Cerita lain datang dari karyawan yang tak pernah mendapat salinan kontrak kerja. “Saya tanda tangan, tapi nggak pernah dikasih salinannya. Saya bahkan nggak tahu isi kontrak saya sendiri,” katanya. Ia bukan satu-satunya. Ada pula yang mengeluhkan tak bisa meminta slip gaji karena alasan aneh: takut dijadikan bukti ke Disnaker.
Ironisnya, potongan-potongan dari gaji tetap berlaku meski gaji sendiri belum turun. Seperti potongan Rp100 ribu bagi yang datang terlambat. Tanpa penjelasan, tanpa transparansi, tanpa diskusi. “Kami nggak pernah dikasih data soal keterlambatan kami. Tiba-tiba dipotong saja,” kata seorang karyawan lainnya.
Yang lebih mengkhawatirkan, beberapa karyawan mengaku gajinya tetap dipotong untuk BPJS, padahal mereka tak terdaftar sebagai peserta. “Kami cuma mau tahu, apakah benar dipotong? Apakah benar dibayarkan ke BPJS? Tapi slip gaji pun kami nggak bisa minta,” keluh seorang tenaga kesehatan dari unit farmasi.
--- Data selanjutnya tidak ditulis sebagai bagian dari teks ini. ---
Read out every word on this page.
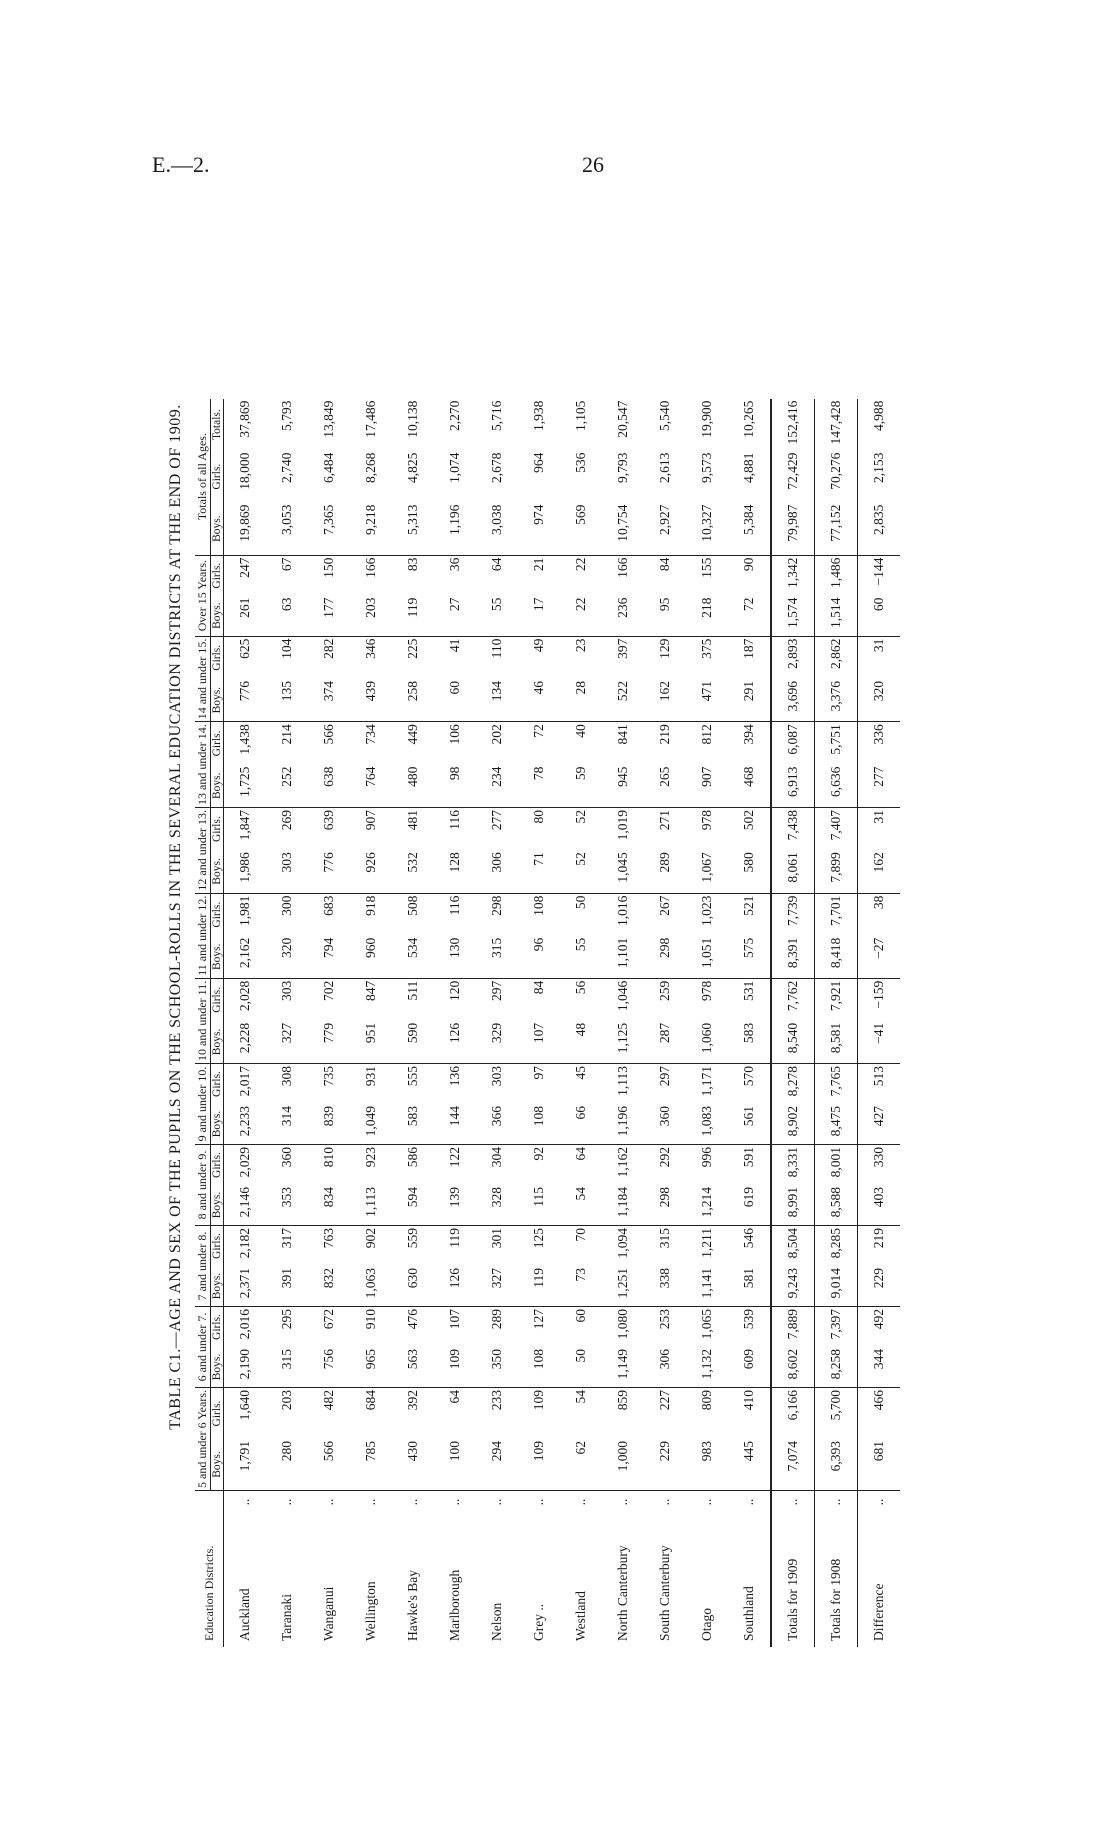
E.—2.	26
TABLE C1.—AGE AND SEX OF THE PUPILS ON THE SCHOOL-ROLLS IN THE SEVERAL EDUCATION DISTRICTS AT THE END OF 1909.
Education Districts.		5 and under 6 Years.		6 and under 7.		7 and under 8.		8 and under 9.		9 and under 10.		10 and under 11.		11 and under 12.		12 and under 13.		13 and under 14.		14 and under 15.		Over 15 Years.		Totals of all Ages.		
		Boys.	Girls.	Boys.	Girls.	Boys.	Girls.	Boys.	Girls.	Boys.	Girls.	Boys.	Girls.	Boys.	Girls.	Boys.	Girls.	Boys.	Girls.	Boys.	Girls.	Boys.	Girls.	Boys.	Girls.	Totals.
Auckland	..	1,791	1,640	2,190	2,016	2,371	2,182	2,146	2,029	2,233	2,017	2,228	2,028	2,162	1,981	1,986	1,847	1,725	1,438	776	625	261	247	19,869	18,000	37,869
Taranaki	..	280	203	315	295	391	317	353	360	314	308	327	303	320	300	303	269	252	214	135	104	63	67	3,053	2,740	5,793
Wanganui	..	566	482	756	672	832	763	834	810	839	735	779	702	794	683	776	639	638	566	374	282	177	150	7,365	6,484	13,849
Wellington	..	785	684	965	910	1,063	902	1,113	923	1,049	931	951	847	960	918	926	907	764	734	439	346	203	166	9,218	8,268	17,486
Hawke's Bay	..	430	392	563	476	630	559	594	586	583	555	590	511	534	508	532	481	480	449	258	225	119	83	5,313	4,825	10,138
Marlborough	..	100	64	109	107	126	119	139	122	144	136	126	120	130	116	128	116	98	106	60	41	27	36	1,196	1,074	2,270
Nelson	..	294	233	350	289	327	301	328	304	366	303	329	297	315	298	306	277	234	202	134	110	55	64	3,038	2,678	5,716
Grey ..	..	109	109	108	127	119	125	115	92	108	97	107	84	96	108	71	80	78	72	46	49	17	21	974	964	1,938
Westland	..	62	54	50	60	73	70	54	64	66	45	48	56	55	50	52	52	59	40	28	23	22	22	569	536	1,105
North Canterbury	..	1,000	859	1,149	1,080	1,251	1,094	1,184	1,162	1,196	1,113	1,125	1,046	1,101	1,016	1,045	1,019	945	841	522	397	236	166	10,754	9,793	20,547
South Canterbury	..	229	227	306	253	338	315	298	292	360	297	287	259	298	267	289	271	265	219	162	129	95	84	2,927	2,613	5,540
Otago	..	983	809	1,132	1,065	1,141	1,211	1,214	996	1,083	1,171	1,060	978	1,051	1,023	1,067	978	907	812	471	375	218	155	10,327	9,573	19,900
Southland	..	445	410	609	539	581	546	619	591	561	570	583	531	575	521	580	502	468	394	291	187	72	90	5,384	4,881	10,265
Totals for 1909	..	7,074	6,166	8,602	7,889	9,243	8,504	8,991	8,331	8,902	8,278	8,540	7,762	8,391	7,739	8,061	7,438	6,913	6,087	3,696	2,893	1,574	1,342	79,987	72,429	152,416
Totals for 1908	..	6,393	5,700	8,258	7,397	9,014	8,285	8,588	8,001	8,475	7,765	8,581	7,921	8,418	7,701	7,899	7,407	6,636	5,751	3,376	2,862	1,514	1,486	77,152	70,276	147,428
Difference	..	681	466	344	492	229	219	403	330	427	513	−41	−159	−27	38	162	31	277	336	320	31	60	−144	2,835	2,153	4,988
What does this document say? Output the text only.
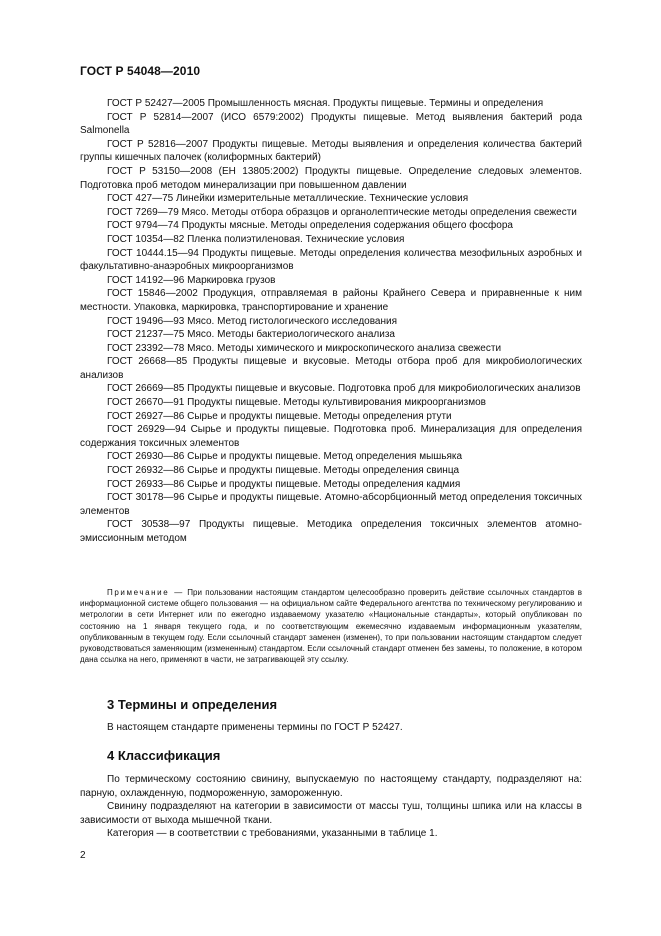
ГОСТ Р 54048—2010

ГОСТ Р 52427—2005 Промышленность мясная. Продукты пищевые. Термины и определения

ГОСТ Р 52814—2007 (ИСО 6579:2002) Продукты пищевые. Метод выявления бактерий рода Salmonella

ГОСТ Р 52816—2007 Продукты пищевые. Методы выявления и определения количества бактерий группы кишечных палочек (колиформных бактерий)

ГОСТ Р 53150—2008 (ЕН 13805:2002) Продукты пищевые. Определение следовых элементов. Подготовка проб методом минерализации при повышенном давлении

ГОСТ 427—75 Линейки измерительные металлические. Технические условия

ГОСТ 7269—79 Мясо. Методы отбора образцов и органолептические методы определения свежести

ГОСТ 9794—74 Продукты мясные. Методы определения содержания общего фосфора

ГОСТ 10354—82 Пленка полиэтиленовая. Технические условия

ГОСТ 10444.15—94 Продукты пищевые. Методы определения количества мезофильных аэробных и факультативно-анаэробных микроорганизмов

ГОСТ 14192—96 Маркировка грузов

ГОСТ 15846—2002 Продукция, отправляемая в районы Крайнего Севера и приравненные к ним местности. Упаковка, маркировка, транспортирование и хранение

ГОСТ 19496—93 Мясо. Метод гистологического исследования

ГОСТ 21237—75 Мясо. Методы бактериологического анализа

ГОСТ 23392—78 Мясо. Методы химического и микроскопического анализа свежести

ГОСТ 26668—85 Продукты пищевые и вкусовые. Методы отбора проб для микробиологических анализов

ГОСТ 26669—85 Продукты пищевые и вкусовые. Подготовка проб для микробиологических анализов

ГОСТ 26670—91 Продукты пищевые. Методы культивирования микроорганизмов

ГОСТ 26927—86 Сырье и продукты пищевые. Методы определения ртути

ГОСТ 26929—94 Сырье и продукты пищевые. Подготовка проб. Минерализация для определения содержания токсичных элементов

ГОСТ 26930—86 Сырье и продукты пищевые. Метод определения мышьяка

ГОСТ 26932—86 Сырье и продукты пищевые. Методы определения свинца

ГОСТ 26933—86 Сырье и продукты пищевые. Методы определения кадмия

ГОСТ 30178—96 Сырье и продукты пищевые. Атомно-абсорбционный метод определения токсичных элементов

ГОСТ 30538—97 Продукты пищевые. Методика определения токсичных элементов атомно-эмиссионным методом

Примечание — При пользовании настоящим стандартом целесообразно проверить действие ссылочных стандартов в информационной системе общего пользования — на официальном сайте Федерального агентства по техническому регулированию и метрологии в сети Интернет или по ежегодно издаваемому указателю «Национальные стандарты», который опубликован по состоянию на 1 января текущего года, и по соответствующим ежемесячно издаваемым информационным указателям, опубликованным в текущем году. Если ссылочный стандарт заменен (изменен), то при пользовании настоящим стандартом следует руководствоваться заменяющим (измененным) стандартом. Если ссылочный стандарт отменен без замены, то положение, в котором дана ссылка на него, применяют в части, не затрагивающей эту ссылку.

3 Термины и определения
В настоящем стандарте применены термины по ГОСТ Р 52427.
4 Классификация

По термическому состоянию свинину, выпускаемую по настоящему стандарту, подразделяют на: парную, охлажденную, подмороженную, замороженную.

Свинину подразделяют на категории в зависимости от массы туш, толщины шпика или на классы в зависимости от выхода мышечной ткани.

Категория — в соответствии с требованиями, указанными в таблице 1.

2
Dan itu belum semuanya. Beberapa karyawan menyebut, saat mereka menyuarakan haknya lewat jalur resmi, justru dibalas dengan intimidasi: surat peringatan, mutasi ke unit lain, atau diperlakukan berbeda oleh manajemen. Situasi ini semakin menguatkan dugaan bahwa masalah di internal RSHD sudah kronis.
Uniknya, saat para karyawan mengadu ke DPRD Kaltim, mereka tak datang sendiri. Mereka juga menyuarakan keluhan dari para dokter spesialis yang konon sudah setahun tak dibayar. Dalam pertemuan itu, mereka diterima langsung Wakil Ketua Komisi IV DPRD Kaltim, Andi Satya Adi Saputra.
RSHD seolah memilih bungkam. Didekati berkali-kali oleh awak media, sejak sebulan lalu, tak ada satu pun pernyataan resmi yang keluar dari manajemen. Nama GM RSHD, Sulikah, juga santer disebut dalam berbagai keluhan, tapi belum ada klarifikasi.
Jika benar semua yang disampaikan para karyawan, maka RSHD bukan hanya menunggak gaji, tapi juga menunggak tanggung jawab moral dan etika sebagai institusi kesehatan. Dan jika masalah ini terus didiamkan, bisa jadi yang sakit bukan cuma pasien. Tapi juga sistem dan orang-orang yang seharusnya jadi penyembuh. (*)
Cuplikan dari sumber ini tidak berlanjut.